In un’era come quella in cui viviamo, frenetica e che lascia sempre meno spazio ai rapporti sociali e alla coltivazione dei propri interessi personali, molti giovani decidono di dire basta e ritornare alla campagna. La riscoperta del mondo rurale, a contatto con la natura e con la terra, sta acquistando sempre più consensi soprattutto da parte dei giovani, i quali, complice anche la sempre minore offerta di lavoro da parte delle aziende, decidono in numero sempre più cospicuo di abbandonare le grandi città per addentrarsi in una realtà nuova, emozionante e, anche se faticosa, molto appagante.

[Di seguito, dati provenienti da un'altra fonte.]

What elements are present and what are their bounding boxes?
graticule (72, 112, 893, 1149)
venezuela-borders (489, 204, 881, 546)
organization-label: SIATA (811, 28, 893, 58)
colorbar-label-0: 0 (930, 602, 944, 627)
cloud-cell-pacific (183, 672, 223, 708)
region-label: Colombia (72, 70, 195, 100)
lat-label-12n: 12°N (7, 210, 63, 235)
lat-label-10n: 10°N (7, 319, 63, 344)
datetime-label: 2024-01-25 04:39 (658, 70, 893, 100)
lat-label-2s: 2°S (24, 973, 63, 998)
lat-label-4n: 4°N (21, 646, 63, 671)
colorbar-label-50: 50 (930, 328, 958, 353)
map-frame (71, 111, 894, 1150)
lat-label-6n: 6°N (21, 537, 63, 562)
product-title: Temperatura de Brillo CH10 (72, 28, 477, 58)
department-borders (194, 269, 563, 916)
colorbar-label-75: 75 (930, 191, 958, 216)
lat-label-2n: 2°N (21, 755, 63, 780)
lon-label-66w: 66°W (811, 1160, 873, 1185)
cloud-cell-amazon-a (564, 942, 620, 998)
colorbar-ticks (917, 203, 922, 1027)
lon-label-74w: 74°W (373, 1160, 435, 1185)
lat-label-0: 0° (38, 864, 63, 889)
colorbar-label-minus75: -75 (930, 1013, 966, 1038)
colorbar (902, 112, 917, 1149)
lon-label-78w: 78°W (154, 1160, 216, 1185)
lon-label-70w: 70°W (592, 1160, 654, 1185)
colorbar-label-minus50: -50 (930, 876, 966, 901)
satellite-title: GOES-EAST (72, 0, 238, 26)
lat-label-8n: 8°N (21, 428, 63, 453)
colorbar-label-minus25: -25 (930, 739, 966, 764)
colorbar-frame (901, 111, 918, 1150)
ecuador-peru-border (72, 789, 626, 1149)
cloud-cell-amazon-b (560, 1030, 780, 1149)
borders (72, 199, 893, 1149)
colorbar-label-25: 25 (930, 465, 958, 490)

I giovani che hanno a disposizione un terreno, magari ereditato dai nonni che facevano i contadini e coltivavano la terra, non sono numerosi, in misura più cospicua sono coloro che decidono di investire i propri risparmi per acquistare un appezzamento di terra e, su quello, iniziare la propria attività.

La riscoperta del mondo rurale ha portato molte associazioni, come Coldiretti e le organizzazioni a favore delle nuove attività agricole, a stanziare fondi per promuovere la coltivazione e l’apertura di imprese legate all’allevamento e all’agricoltura sul territorio nazionale. Questa opportunità ha consentito, negli anni, a coloro che hanno abbracciato la riscoperta del mondo rurale, di impiegare i soldi stanziati dalle Province e dalle Regioni per realizzare i propri sogni. Ciò che è fondamentale, per diventare agricoltori e/o allevatori, è avere in mente un progetto e, facendosi aiutare dagli esperti del settore, frequentando corsi appositi e affiancandosi magari per un periodo a coltivatori e allevatori competenti, le possibilità di avere successo nel settore sono elevate.